An American businessman, Christopher Anderson (played by
Liam Cunningham, who was also in the 1996 film, Jude, with Kate
Winslett), is driven by something in his past of which he had no conscious
memory. He arrives in London intent on founding a new, state-of-the-art
business school with a revolutionary teaching method. He finds the site he
wants, but it is occupied by a very old photographic collection, one of
the biggest collections in the world, holding literally thousands of
pictures shot since the start of photography in the 1830s, about 93% of
them in black and white. The collection's curator, Marilyn, (Lindsay
Duncan), and the four assistants (including Timothy Spall, Emily Fox and
Billie Whitelaw), are all a little withdrawn from the real world, all
thoroughly involved in the collection.
Apart from the upkeep of such a vast collection, they are
also charged with renting out photos for specific marketing or media
needs, or drawing together separate threads, photos taken at different
times and in different places, but featuring the same person over several
years of their life. They put these photos together, recreate the life,
and finish the story that these photos tell. One such absorbing series of
photos tells the tale of a young Jewish girl in Nazi Germany, whose
parents allowed her to be adopted into a German family, so that she won't
face the perils of her own race at that time. The photos depict her last
meeting with her real Mother, a secret day trip with her Father, getting
lost, and appearing at different places in the city. And then of the same
girl, in London, 60-odd years later, very much changed by her life. It's a
very haunting story, with an all-too realistic end. However, Anderson
refuses to be moved by it, and, apart from buying the most important
pictures in the collection, is not interested in saving the rest. That's
where the obsessive Oswald (Spall) comes in. He persuades Anderson to show
him a picture of the American's mother. Oswald's unusual thought processes
lock the image in his mind and he begins a search for other pictures
relating to Anderson's mother or grandmother. But time for the collection
is fast running out as Marilyn vainly searches for a buyer, desperate not
to split up the photos. Oswald realises that, to make a point to Anderson,
to give urgency to the situation in which Marilyn must show Anderson the
photos he has singled out, he must make a dramatic gesture, something that
will bring home the true urgency of the situation. And therein lies the
programme's dramatic and totally enthralling finale, as Marilyn weaves the
true life facts of Anderson's grandmother around a montage of photos,
revealing a side to his family that Anderson was not previously aware of,
but which seems to make sense. But will he save the collection?
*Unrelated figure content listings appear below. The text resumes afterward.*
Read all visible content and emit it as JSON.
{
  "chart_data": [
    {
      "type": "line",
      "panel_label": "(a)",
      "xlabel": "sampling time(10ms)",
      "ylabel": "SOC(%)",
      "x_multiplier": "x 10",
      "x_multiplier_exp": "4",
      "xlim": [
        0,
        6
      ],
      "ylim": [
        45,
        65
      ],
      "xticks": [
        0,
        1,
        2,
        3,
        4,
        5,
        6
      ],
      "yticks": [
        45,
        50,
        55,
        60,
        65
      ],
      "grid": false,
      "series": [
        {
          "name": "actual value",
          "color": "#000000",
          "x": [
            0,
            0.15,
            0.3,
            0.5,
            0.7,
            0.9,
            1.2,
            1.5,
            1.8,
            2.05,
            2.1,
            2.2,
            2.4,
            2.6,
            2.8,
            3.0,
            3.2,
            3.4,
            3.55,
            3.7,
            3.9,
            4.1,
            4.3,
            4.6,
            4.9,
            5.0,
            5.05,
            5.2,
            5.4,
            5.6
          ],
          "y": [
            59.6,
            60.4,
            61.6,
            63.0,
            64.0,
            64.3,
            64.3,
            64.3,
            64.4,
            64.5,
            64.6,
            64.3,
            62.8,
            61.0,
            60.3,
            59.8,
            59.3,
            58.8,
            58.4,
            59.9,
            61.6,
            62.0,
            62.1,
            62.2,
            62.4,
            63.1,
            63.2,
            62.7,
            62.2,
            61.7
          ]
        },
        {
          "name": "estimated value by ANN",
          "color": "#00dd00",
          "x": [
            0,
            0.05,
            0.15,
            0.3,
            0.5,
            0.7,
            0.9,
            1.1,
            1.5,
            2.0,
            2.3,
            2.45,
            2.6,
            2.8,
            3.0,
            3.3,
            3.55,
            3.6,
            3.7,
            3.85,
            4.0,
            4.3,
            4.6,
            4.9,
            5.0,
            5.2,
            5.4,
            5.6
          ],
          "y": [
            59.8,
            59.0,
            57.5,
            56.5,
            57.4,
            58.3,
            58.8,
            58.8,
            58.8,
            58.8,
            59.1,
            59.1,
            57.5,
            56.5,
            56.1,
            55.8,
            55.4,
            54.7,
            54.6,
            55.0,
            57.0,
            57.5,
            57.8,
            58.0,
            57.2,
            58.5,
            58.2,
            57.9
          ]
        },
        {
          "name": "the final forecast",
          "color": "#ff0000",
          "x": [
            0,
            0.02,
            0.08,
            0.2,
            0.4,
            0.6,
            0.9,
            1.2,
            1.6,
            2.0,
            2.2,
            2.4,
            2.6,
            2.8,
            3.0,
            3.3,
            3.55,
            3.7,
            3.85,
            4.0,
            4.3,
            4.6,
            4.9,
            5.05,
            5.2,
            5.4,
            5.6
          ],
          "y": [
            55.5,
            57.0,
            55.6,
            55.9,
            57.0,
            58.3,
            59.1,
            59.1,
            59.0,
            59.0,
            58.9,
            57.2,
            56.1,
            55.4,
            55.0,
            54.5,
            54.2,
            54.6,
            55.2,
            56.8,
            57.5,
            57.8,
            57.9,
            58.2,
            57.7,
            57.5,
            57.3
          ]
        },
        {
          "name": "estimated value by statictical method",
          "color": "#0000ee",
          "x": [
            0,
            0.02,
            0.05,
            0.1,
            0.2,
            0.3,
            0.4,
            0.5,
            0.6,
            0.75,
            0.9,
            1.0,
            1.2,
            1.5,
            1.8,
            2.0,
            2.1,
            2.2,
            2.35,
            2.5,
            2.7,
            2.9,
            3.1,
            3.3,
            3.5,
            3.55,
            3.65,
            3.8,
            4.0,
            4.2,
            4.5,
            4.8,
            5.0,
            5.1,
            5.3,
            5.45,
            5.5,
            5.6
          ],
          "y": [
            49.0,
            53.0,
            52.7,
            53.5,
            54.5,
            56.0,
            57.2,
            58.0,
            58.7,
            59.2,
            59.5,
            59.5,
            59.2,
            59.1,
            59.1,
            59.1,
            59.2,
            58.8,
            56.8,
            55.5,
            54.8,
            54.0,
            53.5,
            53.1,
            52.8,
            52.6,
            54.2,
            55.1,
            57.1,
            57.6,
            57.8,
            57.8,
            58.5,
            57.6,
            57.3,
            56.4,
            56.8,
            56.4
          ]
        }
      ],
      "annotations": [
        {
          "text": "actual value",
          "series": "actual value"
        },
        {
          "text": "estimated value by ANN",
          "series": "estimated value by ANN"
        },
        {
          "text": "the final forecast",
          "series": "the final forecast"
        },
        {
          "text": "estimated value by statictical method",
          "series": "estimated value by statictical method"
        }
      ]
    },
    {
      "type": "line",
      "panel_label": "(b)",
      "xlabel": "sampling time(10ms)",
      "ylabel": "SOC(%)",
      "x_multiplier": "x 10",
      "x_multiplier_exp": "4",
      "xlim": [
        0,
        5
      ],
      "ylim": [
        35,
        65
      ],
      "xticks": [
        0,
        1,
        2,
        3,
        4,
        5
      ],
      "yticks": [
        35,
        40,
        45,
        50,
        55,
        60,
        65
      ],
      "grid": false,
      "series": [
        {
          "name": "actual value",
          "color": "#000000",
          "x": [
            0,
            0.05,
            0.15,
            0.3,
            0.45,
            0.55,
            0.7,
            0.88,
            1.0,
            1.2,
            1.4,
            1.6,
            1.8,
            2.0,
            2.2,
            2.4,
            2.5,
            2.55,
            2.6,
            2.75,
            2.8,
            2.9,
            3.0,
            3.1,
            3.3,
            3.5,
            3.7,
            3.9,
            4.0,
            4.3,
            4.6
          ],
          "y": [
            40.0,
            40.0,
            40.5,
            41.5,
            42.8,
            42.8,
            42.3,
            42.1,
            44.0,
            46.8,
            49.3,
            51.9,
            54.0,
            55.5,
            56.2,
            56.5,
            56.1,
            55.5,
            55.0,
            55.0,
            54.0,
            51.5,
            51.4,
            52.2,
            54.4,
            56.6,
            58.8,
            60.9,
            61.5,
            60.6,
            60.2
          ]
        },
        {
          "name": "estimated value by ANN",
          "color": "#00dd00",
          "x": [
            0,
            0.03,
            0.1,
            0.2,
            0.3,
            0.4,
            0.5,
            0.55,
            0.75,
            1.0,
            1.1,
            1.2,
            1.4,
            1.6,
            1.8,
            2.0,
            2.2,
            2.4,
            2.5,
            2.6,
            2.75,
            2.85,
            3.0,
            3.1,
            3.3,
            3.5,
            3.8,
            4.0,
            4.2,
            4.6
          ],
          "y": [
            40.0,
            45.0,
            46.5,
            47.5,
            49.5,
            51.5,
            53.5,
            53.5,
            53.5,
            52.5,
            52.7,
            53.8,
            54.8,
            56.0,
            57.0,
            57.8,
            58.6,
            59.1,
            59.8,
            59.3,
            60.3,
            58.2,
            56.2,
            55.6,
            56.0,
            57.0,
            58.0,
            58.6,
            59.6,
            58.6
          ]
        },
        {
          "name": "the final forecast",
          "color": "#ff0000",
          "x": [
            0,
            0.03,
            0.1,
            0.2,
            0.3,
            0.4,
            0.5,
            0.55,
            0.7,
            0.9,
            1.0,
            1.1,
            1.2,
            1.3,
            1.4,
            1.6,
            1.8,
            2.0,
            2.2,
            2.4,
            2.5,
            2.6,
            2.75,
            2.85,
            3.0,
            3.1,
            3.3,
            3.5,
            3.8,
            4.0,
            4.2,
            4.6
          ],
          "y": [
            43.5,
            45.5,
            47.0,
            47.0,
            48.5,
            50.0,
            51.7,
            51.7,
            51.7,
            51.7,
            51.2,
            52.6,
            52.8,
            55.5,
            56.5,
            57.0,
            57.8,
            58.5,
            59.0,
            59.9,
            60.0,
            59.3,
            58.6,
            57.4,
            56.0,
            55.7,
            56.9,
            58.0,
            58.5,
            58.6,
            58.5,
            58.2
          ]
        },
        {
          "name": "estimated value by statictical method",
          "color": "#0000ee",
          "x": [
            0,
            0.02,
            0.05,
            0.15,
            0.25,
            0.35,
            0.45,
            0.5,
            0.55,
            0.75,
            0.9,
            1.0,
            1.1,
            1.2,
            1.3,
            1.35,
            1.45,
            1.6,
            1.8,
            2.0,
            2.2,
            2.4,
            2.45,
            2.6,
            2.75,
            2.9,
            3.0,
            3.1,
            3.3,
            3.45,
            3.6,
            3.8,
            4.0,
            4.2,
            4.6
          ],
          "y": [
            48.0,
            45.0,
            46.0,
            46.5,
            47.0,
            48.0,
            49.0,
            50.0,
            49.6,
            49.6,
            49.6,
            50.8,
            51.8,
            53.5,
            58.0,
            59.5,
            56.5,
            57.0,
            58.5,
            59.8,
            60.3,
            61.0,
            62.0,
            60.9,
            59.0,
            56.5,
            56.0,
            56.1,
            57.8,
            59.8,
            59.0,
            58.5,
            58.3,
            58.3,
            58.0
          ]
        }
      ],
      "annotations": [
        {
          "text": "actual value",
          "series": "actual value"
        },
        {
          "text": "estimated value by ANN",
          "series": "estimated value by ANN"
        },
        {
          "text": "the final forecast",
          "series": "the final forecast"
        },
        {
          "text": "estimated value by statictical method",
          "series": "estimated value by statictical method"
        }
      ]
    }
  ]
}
Spall's infuriating, bolshie expert headed a
scintillating cast, as Poliakoff set up the opposing arguments over value
and profit, culture and business in the library's atmospheric setting.
Filmed at Ham House, near Hampton Court, it was a drama of ideas delivered
by fully formed characters both among the buttoned-down businessmen and
the eccentric library staff. In the background were the photographs, not
relics of the past, but powerful images that told some extraordinary human
stories. Beautiful, insistent music served to highlight the mystery behind
the photos, and added a final, haunting sheen to a highly professional,
thoughtful, intelligent drama. Such a rare commodity in the late 1990s.